Moderation

Protect your users and your brand by checking text content against safety policies for violence, hate speech, and harassment.

Table of contents

  1. Basic Usage
  2. Understanding Results
    1. Common Categories
  3. Integration Patterns
    1. Pre-Chat Moderation
    2. Custom Risk Thresholds

Check if text content violates safety policies using `NodeLLM.moderate`. This is crucial for user-facing applications to prevent abuse.

Basic Usage

The simplest check returns a flagged boolean and categories.

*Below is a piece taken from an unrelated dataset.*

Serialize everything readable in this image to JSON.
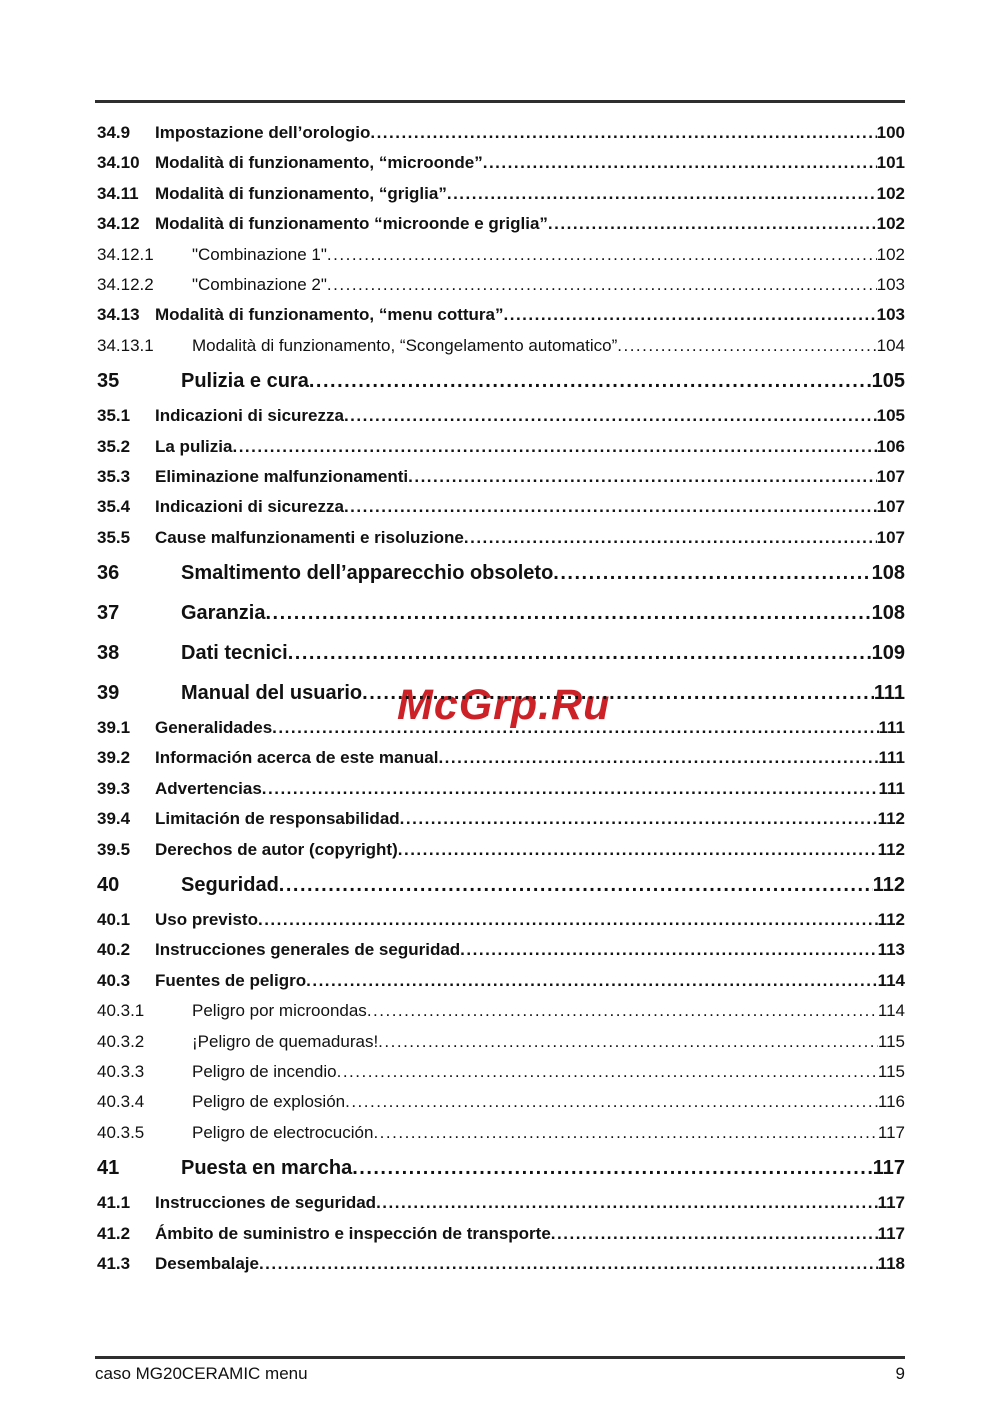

const result = await NodeLLM.moderate("I want to help everyone!");

if (result.flagged) {
  console.log(`❌ Flagged for: ${result.flaggedCategories.join(", ")}`);
} else {
  console.log("✅ Content appears safe");
}

Understanding Results

The moderation result object provides detailed signals:

  • flagged: (boolean) Overall safety check. if true, content violates provider policies.
  • categories: (object) Boolean flags for specific buckets (e.g., sexual: false, violence: true).
  • category_scores: (object) Confidence scores (0.0 - 1.0) for each category.
const result = await NodeLLM.moderate("Some controversial text");

// Check specific categories
if (result.categories.hate) {
  console.log("Hate speech detected");
}

// Check confidence levels
console.log(`Violence Score: ${result.category_scores.violence}`);

Common Categories

  • Sexual: Sexual content.
  • Hate: Content promoting hate based on identity.
  • Harassment: Threatening or bullying content.
  • Self-Harm: Promoting self-harm or suicide.
  • Violence: Promoting or depicting violence.

Integration Patterns

Pre-Chat Moderation

We recommend validating user input before sending it to a Chat model to save costs and prevent jailbreaks.

async function safeChat(input: string) {
  const mod = await NodeLLM.moderate(input);

  if (mod.flagged) {
    throw new Error(`Content Unsafe: ${mod.flaggedCategories.join(", ")}`);
  }

  // Only proceed if safe
  return await chat.ask(input);
}

Custom Risk Thresholds

Providers have their own thresholds for “flagging”. You can implement stricter (or looser) logic using raw scores.

const result = await NodeLLM.moderate(userInput);

// Custom strict policy: Flag anything with > 0.1 confidence
const isRisky = Object.entries(result.category_scores).some(([category, score]) => score > 0.1);

if (isRisky) {
  console.warn("Potential risk detected (custom strict mode)");
}